株式会社ユニマットプレシャスが運営する沖縄県・宮古島にあるシギラリゾートの「シギラベイサイドスイート アラマンダ」では、「花粉症対策特典付き連泊プラン」を提供している。対象となるのは、2月1日から5月31日までの間に、同ホテル内のジャグジーが付いた客室「ジャグジースイート」に3泊以上のロングステイをした宿泊客。特典の内容としては、同地の温泉利用券、宮古島の健康茶プレゼント、双眼鏡の無料貸し出し、客室の空気清浄器などだ。

沖縄県・宮古島にあるシギラリゾート。

「宮古島にはスギが生息する環境がないため、スギ花粉の飛散がありません。また花粉症の時期にあたる春先の宮古島は平均気温が20度を超えるため、温暖で、かつ暑過ぎず、加えて台風の心配もない、とても過ごしやすい季節です。そこで、花粉症でお悩みの方が心身ともにゆっくりと安らげる場所として、宮古島での滞在をおすすめしたいと考えました」(同社広報担当)

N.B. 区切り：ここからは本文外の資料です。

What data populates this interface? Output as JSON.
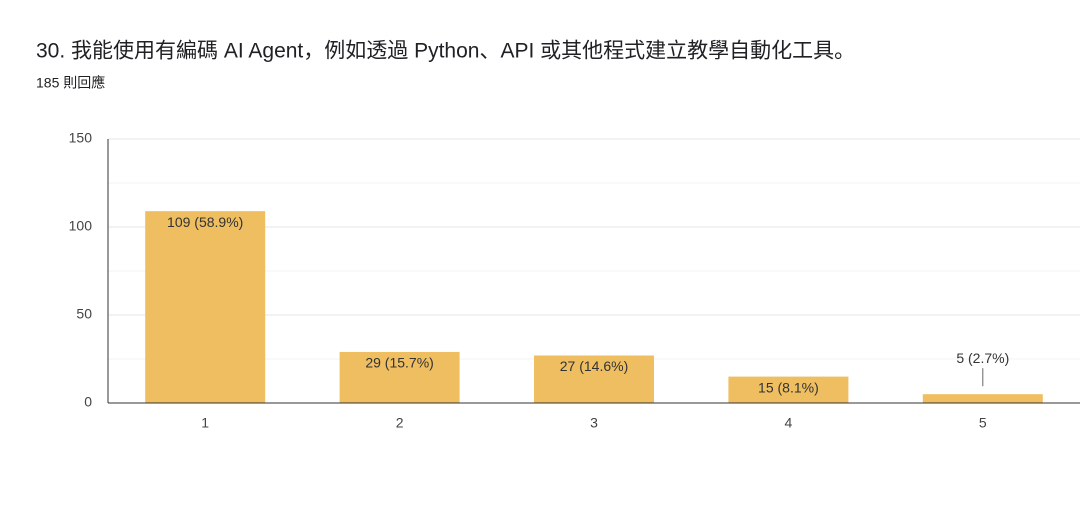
{
  "chart_data": {
    "type": "bar",
    "title": "30. 我能使用有編碼 AI Agent，例如透過 Python、API 或其他程式建立教學自動化工具。",
    "subtitle": "185 則回應",
    "categories": [
      "1",
      "2",
      "3",
      "4",
      "5"
    ],
    "values": [
      109,
      29,
      27,
      15,
      5
    ],
    "value_labels": [
      "109 (58.9%)",
      "29 (15.7%)",
      "27 (14.6%)",
      "15 (8.1%)",
      "5 (2.7%)"
    ],
    "color": "#efbe61",
    "ylim": [
      0,
      150
    ],
    "yticks": [
      0,
      50,
      100,
      150
    ],
    "minor_yticks": [
      25,
      75,
      125
    ],
    "grid": true
  }
}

なお、この花粉症逃避プランは2015年からスタート。今年で3年目を迎えるが、花粉症対策特典は参加者から非常に好評とのこと。宿泊料金は2名利用の場合、1泊1人2万6500円(朝食付き)からだという。

「過去2年間は、同リゾート内のカジュアルホテルやコンドミニアムタイプのホテルで実施していたのですが、今年からは全室スイートの『シギラベイサイドスイート アラマンダ』を対象にしています。花粉症にお悩みの方は、一般の方よりも心身ともに疲れていらっしゃる方が多いはず。普段、屋外にいるのがつらい方も、花粉のない宮古島であれば、露天風呂や客室テラスの屋外ジャグジーで贅沢な時間を満喫していただけるのではないかと思った次第です」(広報担当)

ちなみに、特典プランのなかでもとくに評判がよいのが、宮古島のお茶・ビデンスピローサ茶だそう。

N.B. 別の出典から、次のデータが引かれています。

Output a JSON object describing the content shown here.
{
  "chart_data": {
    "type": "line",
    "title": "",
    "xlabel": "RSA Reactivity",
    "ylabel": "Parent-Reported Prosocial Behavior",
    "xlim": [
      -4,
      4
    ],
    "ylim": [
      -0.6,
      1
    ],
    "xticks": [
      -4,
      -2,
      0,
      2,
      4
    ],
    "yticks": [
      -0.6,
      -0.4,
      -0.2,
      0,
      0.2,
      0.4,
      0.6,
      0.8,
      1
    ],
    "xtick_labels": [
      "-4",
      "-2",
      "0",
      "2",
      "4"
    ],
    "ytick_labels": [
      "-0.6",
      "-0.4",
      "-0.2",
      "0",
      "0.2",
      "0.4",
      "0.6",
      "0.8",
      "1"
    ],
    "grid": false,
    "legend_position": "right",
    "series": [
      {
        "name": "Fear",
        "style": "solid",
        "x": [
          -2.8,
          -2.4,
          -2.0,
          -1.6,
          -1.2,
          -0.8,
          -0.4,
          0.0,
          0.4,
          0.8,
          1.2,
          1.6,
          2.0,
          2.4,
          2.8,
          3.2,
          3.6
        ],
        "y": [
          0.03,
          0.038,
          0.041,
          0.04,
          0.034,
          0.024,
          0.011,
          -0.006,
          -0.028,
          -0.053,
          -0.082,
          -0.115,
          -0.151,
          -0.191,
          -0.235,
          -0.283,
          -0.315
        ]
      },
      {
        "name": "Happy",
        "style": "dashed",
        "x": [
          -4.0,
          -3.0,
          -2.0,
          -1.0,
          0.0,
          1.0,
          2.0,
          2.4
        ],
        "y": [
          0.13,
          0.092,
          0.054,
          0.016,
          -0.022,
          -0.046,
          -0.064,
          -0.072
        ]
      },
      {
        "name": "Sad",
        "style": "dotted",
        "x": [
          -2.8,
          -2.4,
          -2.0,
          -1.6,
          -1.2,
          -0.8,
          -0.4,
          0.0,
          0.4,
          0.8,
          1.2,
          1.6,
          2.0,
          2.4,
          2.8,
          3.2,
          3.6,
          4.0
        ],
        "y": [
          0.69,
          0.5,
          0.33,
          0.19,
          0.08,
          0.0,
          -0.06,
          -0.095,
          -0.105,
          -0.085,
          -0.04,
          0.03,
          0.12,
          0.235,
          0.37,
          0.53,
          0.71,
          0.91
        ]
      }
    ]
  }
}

「このお茶は花粉症によいとされており、実際に特典を利用されたお客様から『おみやげに購入したい』という問い合わせもよくいただいております。花粉症人口も年々増加傾向にあるといわれていますし、花粉でお悩みの方に、春先の宮古島での快適ステイをぜひ知っていただきたいので、来年以降も続けていきたいですね」(広報担当)

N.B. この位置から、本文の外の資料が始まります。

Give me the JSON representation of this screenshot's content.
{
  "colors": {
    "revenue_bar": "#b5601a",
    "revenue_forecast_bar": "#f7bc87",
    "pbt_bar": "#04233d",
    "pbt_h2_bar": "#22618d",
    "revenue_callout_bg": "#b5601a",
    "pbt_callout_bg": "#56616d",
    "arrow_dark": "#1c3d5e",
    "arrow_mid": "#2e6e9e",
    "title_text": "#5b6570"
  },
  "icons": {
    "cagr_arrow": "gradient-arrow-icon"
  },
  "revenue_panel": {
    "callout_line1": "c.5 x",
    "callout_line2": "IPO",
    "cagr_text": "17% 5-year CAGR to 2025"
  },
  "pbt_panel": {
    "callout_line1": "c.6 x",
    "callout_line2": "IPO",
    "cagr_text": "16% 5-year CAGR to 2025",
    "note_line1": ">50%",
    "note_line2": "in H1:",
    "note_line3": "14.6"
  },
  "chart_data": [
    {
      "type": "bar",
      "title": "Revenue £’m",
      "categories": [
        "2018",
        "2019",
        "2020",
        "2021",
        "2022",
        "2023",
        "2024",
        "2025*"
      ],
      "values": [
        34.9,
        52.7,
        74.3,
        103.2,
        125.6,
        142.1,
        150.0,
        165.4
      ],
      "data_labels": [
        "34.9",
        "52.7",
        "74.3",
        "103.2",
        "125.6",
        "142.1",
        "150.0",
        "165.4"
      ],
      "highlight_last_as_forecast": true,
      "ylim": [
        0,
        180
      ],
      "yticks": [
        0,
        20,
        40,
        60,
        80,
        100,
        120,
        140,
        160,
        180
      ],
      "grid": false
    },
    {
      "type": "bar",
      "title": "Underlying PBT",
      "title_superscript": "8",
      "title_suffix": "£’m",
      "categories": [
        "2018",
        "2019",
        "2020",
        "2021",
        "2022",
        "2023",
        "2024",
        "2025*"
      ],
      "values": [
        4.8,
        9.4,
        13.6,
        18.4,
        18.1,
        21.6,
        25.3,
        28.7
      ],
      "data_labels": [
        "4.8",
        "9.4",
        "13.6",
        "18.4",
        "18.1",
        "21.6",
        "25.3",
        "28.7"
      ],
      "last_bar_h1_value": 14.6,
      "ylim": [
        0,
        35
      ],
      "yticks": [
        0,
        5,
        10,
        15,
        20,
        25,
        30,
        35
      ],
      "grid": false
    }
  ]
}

昨今は花粉症人口の増加を受けてか、ほかにもこうした「避粉地ツアー」を実施する企業が増えてきている。たとえば、阪急交通社では、北海道・釧路プリンスホテルで花粉ゼロの冬季滞在ツアーを予定。すでに今年1月の時点で、120人以上の申し込みを集めたという。

また、企業だけでなく自治体が取り組む事例もあり、東京・小笠原諸島では、スギやヒノキなどの木々が存在せず、本土から花粉も飛んでこないため、「花粉が少ない土地」としてのPRを進めている。

すでに申し込みが締め切られたものもあるが、「日常の外出ですらツラいのに、レジャー参加などまず無理」と諦めている花粉症患者にとっては、こうした各種ツアーが増加しているのは朗報と言えるのではないだろうか。